US soybean ship caught in trade war docks in Chinese port after sitting off coast for a month
It will be one of the first US shipments of the grain to incur the new penalties
A ship carrying soybeans from the United States docked in the port of Dalian on Saturday, more than a month after it arrived off China’s coast just hours after hefty tariffs were imposed on US goods, according to Thomson Reuters Eikon shipping data.
The short journey into the northern Chinese port was the first by Peak Pegasus, which has 70,000 tonnes of US soybeans on board, since it arrived off the coast on July 6 soon after Beijing imposed 25 per cent import duties on US$34 billion worth of US goods, including soybeans.
The penalties were in response to a similar move by Washington as part of a tit-for-tat trade dispute between the world’s two largest economies.
The ship was moored in the port area just after midnight on Sunday morning, according to the latest data.
The move into the dock suggests the cargo may be about to be unloaded, becoming one of the first US soybean shipments to incur the new penalties as the trade dispute deepens. China’s state grain stockpiler Sinograin is the buyer of the shipment, according to a source familiar with the matter.
Two other ships carrying US soybeans, Star Jennifer and Cemtex Pioneer, have been anchored off China’s coast for the past few weeks.

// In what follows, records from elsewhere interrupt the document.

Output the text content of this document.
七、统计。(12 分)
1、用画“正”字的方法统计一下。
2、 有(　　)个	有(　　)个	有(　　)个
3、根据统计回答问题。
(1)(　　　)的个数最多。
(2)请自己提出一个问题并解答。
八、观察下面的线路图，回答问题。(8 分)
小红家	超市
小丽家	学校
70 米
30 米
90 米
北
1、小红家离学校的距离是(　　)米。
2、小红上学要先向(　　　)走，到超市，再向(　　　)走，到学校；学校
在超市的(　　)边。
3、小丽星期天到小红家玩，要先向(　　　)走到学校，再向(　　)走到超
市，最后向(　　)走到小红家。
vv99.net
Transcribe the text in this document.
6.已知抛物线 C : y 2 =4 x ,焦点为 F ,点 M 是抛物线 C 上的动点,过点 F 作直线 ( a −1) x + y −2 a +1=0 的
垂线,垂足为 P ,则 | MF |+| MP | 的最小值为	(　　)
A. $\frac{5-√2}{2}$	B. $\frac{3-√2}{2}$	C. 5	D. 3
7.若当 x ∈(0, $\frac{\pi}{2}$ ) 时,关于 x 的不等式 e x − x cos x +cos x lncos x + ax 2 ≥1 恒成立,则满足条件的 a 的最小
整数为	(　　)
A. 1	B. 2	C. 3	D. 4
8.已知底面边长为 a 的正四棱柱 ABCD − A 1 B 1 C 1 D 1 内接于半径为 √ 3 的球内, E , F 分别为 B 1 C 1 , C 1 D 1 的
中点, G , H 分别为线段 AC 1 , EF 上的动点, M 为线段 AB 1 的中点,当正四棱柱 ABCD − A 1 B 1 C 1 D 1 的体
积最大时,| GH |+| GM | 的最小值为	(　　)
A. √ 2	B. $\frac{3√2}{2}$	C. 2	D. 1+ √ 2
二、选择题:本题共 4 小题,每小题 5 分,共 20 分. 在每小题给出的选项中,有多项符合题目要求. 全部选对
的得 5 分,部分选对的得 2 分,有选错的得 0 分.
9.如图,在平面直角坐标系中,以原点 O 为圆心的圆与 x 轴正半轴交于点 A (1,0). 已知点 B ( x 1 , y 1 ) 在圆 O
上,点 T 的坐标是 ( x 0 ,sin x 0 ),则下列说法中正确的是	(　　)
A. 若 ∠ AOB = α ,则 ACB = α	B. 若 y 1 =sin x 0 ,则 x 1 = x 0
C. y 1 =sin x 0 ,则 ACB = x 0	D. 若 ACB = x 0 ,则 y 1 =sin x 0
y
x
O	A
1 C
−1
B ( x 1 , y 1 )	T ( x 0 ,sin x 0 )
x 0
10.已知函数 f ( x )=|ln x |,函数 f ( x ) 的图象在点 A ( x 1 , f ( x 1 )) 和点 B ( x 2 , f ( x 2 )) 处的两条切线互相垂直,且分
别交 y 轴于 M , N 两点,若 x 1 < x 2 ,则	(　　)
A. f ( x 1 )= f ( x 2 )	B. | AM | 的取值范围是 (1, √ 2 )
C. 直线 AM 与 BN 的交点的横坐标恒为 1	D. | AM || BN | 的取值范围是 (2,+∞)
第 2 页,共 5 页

Star Jennifer, which has been sitting off Dalian since July 24, was moving on Sunday, according to shipping data. It was not immediately clear where it was heading.
The final stages of Peak Pegasus’ one-month journey to Dalian captured public attention in China as it became uncertain if it would arrive in time before the duties kicked in.
Last month, Chinese state media deployed the legume in a political cartoon aimed at undermining support for the trade dispute among American farmers – key supporters of US President Donald Trump.
Soybeans, which are used to make cooking oil and animal feed, are the top US agricultural export to China, with the trade worth US$12.7 billion in 2017.
Last week, the Trump administration said it would start collecting tariffs on another US$16 billion worth of Chinese imports from August 23, as it tries to put pressure on China to negotiate trade concessions. Beijing has said it will retaliate in kind.